Time's Joe Klein Blasts Romney Campaign's 'Idiotic' Media Strategy
NEW YORK -- Although Newt Gingrich may be surging lately, it's Mitt Romney who's stealing magazine covers this week. The former Massachusetts Governor graces the current issue of Time and will appear on the covers of The New York Times Magazine and Parade this weekend.
Despite all the high-profile pieces, Romney hasn't been spending too much time chatting up magazine writers. In fact, he only sat down with Parade, a move that reflects the 2012 campaign's strategy to limit national media exposure and the type of lengthy sit-downs that were more commonplace during his 2008 run. In October, the Washington Post's Karen Tumulty told The Huffington Post that Romney was "quite accessible" during the last election cycle and offered her plenty of access for substantive pieces that she wrote for Time.
This time around, however, Time wasn't as lucky. Joe Klein, who wrote this issue's cover story, didn't get to fly around with Romney while working on it. Klein had tough words for how the campaign is handling media access.
"It's an idiotic strategy," Klein said. "Because usually what politicians do is to do big profile-y sort of interviews at the front end of a campaign and then close off access at the end."
Klein said that Romney gave him "great access when pushing universal health care in Massachusetts," a subject he wrote a column about at the time. Klein said he expected Romney to talk to him for this piece, especially since "he and I had not a bad relationship in the past and I thought he's the smartest, most mainstream of these Republican candidates, and Time is a pretty mainstream publication."
Romney hasn't done interviews with the major newsweeklies yet this year, and he hasn't appeared on a Sunday morning show since 2010. Romney recently had a contentious interview with Fox News' Bret Baier, which Klein pointed to as evidence the campaign should have been more willing to put their candidate out in front of a national audience, earlier on in the primary race. "If he made himself accessible to Fox News a year ago, he could have taken care of a lot of the flip-flop questions," Klein said. "They've delayed it until now."
The Romney campaign shot back following Klein's critique.
"Mitt Romney does plenty of interviews," said adviser Eric Fehrnstrom in an email. "The fact he didn't do one with Joe Klein is what has Joe Klein upset."
"We just did major spreads with Parade and People magazine where both Mitt and Ann sat for interviews," he continued. "We'll do more as we go forward, both on TV and in print."
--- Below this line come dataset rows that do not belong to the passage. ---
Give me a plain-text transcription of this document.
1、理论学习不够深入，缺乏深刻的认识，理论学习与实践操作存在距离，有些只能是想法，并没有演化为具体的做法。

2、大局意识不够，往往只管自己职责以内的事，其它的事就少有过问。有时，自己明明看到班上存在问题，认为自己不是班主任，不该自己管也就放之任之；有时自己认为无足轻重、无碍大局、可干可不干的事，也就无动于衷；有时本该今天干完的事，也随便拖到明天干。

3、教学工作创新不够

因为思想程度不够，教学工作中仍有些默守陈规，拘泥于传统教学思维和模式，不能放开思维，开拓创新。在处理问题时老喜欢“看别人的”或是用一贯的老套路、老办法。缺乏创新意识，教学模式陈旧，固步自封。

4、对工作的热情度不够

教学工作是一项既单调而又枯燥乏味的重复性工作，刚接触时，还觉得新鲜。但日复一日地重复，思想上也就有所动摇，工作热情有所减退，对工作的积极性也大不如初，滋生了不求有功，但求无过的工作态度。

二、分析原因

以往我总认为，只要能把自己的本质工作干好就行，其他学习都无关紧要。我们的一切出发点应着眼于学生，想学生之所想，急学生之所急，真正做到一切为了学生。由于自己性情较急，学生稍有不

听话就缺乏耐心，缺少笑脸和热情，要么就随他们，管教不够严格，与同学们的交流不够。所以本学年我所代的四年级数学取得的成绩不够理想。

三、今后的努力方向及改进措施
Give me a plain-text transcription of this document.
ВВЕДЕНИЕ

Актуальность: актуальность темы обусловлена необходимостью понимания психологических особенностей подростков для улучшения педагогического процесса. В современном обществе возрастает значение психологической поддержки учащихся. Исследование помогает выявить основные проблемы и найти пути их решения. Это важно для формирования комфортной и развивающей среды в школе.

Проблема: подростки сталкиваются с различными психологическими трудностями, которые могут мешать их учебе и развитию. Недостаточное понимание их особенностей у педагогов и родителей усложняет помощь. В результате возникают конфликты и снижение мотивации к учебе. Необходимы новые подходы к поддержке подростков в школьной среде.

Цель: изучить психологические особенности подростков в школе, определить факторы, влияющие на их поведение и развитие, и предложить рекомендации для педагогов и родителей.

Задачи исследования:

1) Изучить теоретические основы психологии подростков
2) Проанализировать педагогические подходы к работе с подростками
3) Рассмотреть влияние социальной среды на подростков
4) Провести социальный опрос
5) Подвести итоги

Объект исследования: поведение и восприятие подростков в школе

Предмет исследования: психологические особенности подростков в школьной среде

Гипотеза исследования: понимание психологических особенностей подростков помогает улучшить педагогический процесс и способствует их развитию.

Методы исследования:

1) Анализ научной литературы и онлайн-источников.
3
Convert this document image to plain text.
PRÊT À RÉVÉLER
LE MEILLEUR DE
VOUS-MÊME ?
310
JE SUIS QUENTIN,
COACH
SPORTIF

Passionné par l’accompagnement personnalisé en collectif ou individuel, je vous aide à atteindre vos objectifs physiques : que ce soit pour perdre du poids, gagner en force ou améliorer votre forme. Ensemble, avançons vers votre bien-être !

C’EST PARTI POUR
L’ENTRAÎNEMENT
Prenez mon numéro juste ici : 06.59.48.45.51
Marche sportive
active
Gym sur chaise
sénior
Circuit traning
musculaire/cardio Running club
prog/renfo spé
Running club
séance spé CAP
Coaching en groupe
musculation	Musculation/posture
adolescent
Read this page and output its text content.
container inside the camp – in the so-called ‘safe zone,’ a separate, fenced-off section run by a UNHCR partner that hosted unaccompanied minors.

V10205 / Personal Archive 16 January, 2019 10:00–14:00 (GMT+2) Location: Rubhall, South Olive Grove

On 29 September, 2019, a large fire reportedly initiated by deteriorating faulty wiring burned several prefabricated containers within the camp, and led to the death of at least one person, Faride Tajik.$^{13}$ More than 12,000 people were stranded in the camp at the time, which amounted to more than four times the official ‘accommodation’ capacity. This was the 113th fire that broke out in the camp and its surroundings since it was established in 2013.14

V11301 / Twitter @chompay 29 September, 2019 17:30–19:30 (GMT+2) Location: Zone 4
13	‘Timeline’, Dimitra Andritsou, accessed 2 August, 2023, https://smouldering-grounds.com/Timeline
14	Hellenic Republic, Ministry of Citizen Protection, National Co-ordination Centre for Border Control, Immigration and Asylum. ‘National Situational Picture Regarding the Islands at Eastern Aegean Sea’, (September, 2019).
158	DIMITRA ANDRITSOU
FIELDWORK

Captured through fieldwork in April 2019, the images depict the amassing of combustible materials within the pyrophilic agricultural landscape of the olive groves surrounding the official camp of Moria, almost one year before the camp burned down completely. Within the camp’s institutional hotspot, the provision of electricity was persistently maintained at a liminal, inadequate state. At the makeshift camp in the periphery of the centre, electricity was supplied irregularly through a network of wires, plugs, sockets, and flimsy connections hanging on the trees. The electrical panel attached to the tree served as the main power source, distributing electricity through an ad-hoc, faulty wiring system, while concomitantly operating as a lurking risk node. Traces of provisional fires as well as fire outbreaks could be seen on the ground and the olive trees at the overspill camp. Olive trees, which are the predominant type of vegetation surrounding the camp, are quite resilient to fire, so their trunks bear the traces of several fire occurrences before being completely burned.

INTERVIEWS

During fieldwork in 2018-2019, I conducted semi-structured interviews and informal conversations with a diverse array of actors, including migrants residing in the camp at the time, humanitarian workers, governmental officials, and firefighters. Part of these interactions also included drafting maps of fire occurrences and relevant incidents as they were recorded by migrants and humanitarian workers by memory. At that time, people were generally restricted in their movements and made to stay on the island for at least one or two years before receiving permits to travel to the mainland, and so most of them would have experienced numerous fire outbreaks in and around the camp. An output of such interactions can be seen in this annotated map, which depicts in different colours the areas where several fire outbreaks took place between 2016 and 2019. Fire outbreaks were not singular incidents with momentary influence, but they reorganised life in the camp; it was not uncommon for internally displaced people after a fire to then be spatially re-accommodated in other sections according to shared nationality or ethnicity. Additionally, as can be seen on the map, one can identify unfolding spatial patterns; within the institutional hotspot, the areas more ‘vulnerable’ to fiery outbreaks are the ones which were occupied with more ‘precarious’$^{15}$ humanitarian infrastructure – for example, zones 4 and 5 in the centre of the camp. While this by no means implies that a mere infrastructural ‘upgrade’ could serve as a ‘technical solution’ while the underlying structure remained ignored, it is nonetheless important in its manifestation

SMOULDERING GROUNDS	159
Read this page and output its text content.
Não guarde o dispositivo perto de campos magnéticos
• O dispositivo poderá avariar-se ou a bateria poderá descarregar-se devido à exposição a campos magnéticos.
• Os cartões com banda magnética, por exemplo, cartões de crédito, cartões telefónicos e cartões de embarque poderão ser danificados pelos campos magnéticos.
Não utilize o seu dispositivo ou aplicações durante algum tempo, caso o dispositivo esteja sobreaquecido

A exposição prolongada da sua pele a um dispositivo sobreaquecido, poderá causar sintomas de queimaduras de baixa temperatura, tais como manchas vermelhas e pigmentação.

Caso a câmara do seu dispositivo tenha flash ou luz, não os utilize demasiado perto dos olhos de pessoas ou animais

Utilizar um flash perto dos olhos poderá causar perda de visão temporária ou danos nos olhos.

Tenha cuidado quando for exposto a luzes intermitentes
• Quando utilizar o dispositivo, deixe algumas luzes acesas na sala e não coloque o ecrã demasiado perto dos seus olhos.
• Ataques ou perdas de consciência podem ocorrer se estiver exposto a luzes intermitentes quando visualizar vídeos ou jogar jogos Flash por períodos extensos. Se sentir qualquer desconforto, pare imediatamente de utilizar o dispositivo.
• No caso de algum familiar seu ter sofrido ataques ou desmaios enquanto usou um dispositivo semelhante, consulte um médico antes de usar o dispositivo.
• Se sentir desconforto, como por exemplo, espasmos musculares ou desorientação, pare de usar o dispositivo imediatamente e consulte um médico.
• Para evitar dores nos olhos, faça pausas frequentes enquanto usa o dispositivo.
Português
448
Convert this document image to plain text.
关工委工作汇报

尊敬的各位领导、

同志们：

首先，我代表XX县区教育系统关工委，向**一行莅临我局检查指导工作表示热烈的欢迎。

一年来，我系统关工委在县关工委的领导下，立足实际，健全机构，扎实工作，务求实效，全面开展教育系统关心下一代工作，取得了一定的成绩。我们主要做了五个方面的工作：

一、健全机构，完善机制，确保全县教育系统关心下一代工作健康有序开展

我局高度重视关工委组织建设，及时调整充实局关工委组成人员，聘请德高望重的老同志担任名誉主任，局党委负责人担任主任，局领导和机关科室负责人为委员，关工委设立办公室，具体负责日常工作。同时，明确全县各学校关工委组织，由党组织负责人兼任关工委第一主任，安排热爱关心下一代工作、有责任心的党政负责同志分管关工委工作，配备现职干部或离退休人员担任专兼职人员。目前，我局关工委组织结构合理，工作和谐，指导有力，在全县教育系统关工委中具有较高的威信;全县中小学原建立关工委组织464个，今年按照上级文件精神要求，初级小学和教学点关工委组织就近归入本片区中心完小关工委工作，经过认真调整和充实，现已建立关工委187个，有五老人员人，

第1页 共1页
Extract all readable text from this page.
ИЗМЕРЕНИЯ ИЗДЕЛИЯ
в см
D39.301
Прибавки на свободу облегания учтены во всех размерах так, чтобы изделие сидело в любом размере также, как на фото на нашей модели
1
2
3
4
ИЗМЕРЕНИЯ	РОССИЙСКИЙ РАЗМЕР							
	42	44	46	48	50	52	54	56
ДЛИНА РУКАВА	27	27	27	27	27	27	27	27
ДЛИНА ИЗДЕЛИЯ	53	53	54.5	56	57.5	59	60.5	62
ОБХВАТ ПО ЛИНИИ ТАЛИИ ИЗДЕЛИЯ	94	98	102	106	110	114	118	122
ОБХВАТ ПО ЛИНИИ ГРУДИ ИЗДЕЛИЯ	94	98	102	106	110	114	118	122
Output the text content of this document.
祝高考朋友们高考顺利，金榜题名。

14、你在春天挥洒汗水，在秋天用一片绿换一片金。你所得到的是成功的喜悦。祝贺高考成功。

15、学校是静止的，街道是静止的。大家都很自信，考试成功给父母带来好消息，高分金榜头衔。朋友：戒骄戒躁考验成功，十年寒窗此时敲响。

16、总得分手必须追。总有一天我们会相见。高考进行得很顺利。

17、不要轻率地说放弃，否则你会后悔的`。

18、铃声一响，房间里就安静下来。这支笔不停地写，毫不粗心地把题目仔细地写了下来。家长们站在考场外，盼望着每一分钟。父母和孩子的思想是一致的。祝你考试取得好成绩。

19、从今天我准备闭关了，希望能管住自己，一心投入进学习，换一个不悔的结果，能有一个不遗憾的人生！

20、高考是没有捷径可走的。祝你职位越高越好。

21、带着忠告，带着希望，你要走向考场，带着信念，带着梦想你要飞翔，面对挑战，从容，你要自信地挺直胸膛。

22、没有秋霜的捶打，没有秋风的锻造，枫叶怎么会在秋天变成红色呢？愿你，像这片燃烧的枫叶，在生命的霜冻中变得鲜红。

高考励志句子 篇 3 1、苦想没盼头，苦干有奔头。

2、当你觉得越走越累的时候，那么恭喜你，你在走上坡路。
By giving access to Parade and People, the campaign may be hoping to highlight Romney's softer side -- more human than "Romney-bot," as the New York Times Magazine headline described the candidate. The interviews also allow Romney to speak about faith and family, while getting a few softball questions lobbed his way that would be less likely to come from more politically oriented publications.
The Parade interview with David Gergen promises readers "A Mitt Romney You Haven't Seen Yet," and includes an 18-image "Meet the Romneys" spread that Politico's Mike Allen likened to the "Republican Kennedys." Each magazine asked about Romney's iPad or iPod playlist.
Robert Draper, who wrote the Times Magazine cover story and who was also not granted a sit-down, seems to accept that the campaign will run its press operation as it sees fit.
"It's his prerogative to speak or not speak to whomever he wants," Draper said over email. "I don't take it personally and I've got to write the story regardless of whether he participates in it."
Correction: This post originally misstated the date of Romney's last Sunday show appearance.